Freitag, 23. September 2011

„Becoming famous…“


„Can I take a picture of you?“ – War vermutlich mit einer der am häufigsten gehörten Fragen auf den Ausflügen der letzten Monate. Am Anfang ist man darüber noch etwas verblüfft, nach mehreren Fotos wird einem unwohl, irgendwann muss man die Höflichkeit über Bord werfen und die Anfrage verneinen. Sicherlich sind andersfarbige Menschen in diesem Land verhältnismäßig selten, aber trotzdem kann ich mir den Wahn der Inder nach Bildern von weißen Europäern und Amerikaner nicht erklären. 

Schlimmer ist es sogar noch, wenn man mit einer Frau unterwegs ist. Da wird man als Mann auch gerne mal aus dem Bild geschoben. Sehr viele Bilder werden auch mit Fotohandys heimlich, vornehmlich von Jugendlichen, gemacht. Für zahlreiche Familienalben hält man ja noch her, aber diese Sitte geht dann doch zu weit.

Im Familienalbum einer indischen Großfamilie.

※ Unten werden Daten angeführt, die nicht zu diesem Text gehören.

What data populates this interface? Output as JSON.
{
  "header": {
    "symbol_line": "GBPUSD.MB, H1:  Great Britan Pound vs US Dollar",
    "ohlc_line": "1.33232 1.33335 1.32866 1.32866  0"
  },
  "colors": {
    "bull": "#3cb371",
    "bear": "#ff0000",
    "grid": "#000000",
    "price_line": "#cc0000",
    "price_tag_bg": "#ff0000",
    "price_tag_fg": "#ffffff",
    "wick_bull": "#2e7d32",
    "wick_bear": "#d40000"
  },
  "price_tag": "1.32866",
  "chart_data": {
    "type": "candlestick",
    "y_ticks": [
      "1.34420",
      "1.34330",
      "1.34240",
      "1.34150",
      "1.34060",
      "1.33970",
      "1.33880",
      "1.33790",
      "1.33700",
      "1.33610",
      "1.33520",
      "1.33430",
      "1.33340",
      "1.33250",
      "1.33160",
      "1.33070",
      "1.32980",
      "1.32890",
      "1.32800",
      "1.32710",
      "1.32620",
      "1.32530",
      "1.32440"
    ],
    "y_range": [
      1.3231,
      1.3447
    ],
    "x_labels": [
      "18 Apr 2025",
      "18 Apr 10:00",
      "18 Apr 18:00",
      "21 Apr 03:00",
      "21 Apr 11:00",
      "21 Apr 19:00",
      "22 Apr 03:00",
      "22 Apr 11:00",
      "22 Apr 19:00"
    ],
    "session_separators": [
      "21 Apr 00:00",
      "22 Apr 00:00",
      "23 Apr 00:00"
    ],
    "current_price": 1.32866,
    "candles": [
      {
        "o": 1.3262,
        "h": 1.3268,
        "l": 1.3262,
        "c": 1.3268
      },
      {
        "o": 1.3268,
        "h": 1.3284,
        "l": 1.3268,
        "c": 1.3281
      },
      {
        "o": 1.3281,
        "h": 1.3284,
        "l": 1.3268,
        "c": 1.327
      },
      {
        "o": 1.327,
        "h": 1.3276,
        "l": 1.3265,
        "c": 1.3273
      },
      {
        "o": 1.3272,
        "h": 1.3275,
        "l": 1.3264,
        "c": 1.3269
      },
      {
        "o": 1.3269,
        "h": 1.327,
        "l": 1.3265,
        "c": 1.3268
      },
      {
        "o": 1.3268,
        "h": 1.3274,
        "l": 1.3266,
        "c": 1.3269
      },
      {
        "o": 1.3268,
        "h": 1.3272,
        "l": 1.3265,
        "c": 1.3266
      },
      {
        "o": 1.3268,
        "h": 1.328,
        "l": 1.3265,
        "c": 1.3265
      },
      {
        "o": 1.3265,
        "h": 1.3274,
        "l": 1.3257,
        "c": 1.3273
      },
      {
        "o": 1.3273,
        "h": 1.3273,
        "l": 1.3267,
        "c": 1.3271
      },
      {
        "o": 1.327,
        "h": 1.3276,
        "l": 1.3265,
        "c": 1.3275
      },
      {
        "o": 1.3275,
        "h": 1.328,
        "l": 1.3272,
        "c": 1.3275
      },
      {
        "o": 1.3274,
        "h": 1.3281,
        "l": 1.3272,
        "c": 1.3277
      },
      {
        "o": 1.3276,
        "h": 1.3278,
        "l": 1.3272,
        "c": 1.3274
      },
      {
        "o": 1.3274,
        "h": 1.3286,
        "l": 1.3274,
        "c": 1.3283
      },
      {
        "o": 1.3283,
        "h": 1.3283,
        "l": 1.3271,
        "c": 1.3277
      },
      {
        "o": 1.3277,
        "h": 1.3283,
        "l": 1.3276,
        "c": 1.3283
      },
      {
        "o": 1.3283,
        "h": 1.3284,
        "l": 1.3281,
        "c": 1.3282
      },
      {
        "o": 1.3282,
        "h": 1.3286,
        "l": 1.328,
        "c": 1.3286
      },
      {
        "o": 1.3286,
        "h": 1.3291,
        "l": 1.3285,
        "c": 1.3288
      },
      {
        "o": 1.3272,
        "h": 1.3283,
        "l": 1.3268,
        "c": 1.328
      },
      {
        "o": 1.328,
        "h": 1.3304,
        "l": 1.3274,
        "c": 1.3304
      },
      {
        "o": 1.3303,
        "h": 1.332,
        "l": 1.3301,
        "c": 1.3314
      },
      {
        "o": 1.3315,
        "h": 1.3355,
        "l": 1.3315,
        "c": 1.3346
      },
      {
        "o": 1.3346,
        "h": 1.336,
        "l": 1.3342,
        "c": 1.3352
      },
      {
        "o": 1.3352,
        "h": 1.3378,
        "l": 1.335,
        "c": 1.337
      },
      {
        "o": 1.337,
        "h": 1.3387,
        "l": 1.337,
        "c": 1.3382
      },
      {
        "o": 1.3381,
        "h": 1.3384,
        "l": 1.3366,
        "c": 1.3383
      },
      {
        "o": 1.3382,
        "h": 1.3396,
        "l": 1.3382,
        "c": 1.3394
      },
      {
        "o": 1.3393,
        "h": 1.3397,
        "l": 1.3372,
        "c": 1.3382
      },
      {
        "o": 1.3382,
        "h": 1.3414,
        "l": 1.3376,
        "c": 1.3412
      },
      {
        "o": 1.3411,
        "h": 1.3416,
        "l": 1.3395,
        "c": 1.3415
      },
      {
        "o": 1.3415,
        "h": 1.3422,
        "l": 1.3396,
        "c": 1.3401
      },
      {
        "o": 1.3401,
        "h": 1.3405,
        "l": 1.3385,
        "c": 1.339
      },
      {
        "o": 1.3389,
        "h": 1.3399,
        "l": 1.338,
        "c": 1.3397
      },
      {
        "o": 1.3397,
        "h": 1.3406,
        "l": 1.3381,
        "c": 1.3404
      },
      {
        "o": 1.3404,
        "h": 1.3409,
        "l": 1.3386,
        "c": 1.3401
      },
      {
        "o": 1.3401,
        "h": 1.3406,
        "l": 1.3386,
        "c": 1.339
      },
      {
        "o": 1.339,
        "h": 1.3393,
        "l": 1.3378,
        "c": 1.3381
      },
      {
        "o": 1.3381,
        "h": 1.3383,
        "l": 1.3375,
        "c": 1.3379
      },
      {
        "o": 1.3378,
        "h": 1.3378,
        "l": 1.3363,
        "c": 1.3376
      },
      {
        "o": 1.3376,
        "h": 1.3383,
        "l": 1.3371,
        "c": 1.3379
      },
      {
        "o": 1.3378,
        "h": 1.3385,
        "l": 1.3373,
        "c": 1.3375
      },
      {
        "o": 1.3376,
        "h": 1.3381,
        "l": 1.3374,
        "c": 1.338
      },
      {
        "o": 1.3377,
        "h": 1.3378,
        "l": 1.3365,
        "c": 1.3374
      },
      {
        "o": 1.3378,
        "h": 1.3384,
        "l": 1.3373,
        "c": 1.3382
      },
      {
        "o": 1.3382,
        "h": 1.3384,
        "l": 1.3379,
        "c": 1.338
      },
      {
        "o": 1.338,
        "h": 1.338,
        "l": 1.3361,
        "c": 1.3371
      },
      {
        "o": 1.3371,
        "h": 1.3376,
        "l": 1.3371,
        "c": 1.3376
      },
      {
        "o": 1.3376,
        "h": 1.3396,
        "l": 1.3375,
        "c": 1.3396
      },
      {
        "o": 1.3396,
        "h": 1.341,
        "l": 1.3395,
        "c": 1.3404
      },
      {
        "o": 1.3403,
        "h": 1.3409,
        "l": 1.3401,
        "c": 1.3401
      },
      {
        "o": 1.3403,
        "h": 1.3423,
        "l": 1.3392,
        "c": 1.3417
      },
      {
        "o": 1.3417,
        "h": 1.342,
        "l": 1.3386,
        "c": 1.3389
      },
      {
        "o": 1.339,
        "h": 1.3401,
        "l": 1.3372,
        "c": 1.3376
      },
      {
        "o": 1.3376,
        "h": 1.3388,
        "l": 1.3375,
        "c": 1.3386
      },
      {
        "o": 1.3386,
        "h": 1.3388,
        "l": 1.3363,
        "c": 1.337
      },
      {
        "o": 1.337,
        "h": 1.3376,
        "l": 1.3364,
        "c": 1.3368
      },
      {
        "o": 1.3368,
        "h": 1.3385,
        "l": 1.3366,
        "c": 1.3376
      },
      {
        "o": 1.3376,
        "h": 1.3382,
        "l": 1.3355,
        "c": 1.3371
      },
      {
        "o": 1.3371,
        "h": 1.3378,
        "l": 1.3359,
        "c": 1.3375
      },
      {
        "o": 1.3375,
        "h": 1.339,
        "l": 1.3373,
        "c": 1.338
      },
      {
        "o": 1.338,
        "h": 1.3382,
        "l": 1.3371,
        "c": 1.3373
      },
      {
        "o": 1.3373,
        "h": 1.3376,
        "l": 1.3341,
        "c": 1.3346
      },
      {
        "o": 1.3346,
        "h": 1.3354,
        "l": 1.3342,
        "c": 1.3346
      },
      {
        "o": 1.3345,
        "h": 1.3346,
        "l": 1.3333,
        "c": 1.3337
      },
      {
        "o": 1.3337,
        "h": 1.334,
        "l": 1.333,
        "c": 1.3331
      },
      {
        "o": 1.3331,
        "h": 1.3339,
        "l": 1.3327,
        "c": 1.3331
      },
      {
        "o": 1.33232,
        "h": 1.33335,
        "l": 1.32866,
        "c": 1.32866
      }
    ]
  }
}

 Gestern hatte ich dagegen eine andere skurrile Begegnung, die sich um Werbefotos drehte. So wurden wir vor einer Filiale einer bekannten Sandwichkette angesprochen, ob wir nicht Lust hätten, Werbebilder für Amazon.com zu machen. Mit einem weißen T-Shirt, einer blauen Jeans und einer Amazon.com – Pappkiste auf dem Arm bräuchten wir nur in die Kamera zu lächeln. Zwar machten die Werber, ein Mann und eine Frau, einen seriösen Eindruck, doch nach zahlreichen Widersprüchen im Verlauf des Gesprächs war mir das Ganze nicht geheuer. Letztendlich bat ich aus Höflichkeit um Bedenkzeit und lies mir die Handynummer geben. Ich habe auch schon von anderen gehört, die alles dafür geben würden, um eine Statistenrolle in einem Bollywoodfilm zu ergattern. Sollte ich einmal diesbezüglich gefragt werden, bräuchte ich aber zusätzlich einen Tanzcrashkurs, um meine tänzerischen Fähigkeiten aufzubessern...

Nächste Woche Freitag, exakt nach der Klausurenphase, habe ich einen „weiteren Pressetermin“. So werden drei Nachwuchsjournalisten über die Studienmöglichkeiten von Deutschen in Indien recherchieren (http://www.go-out.de/de/18127/ und http://www.go-out.de/de/18405/).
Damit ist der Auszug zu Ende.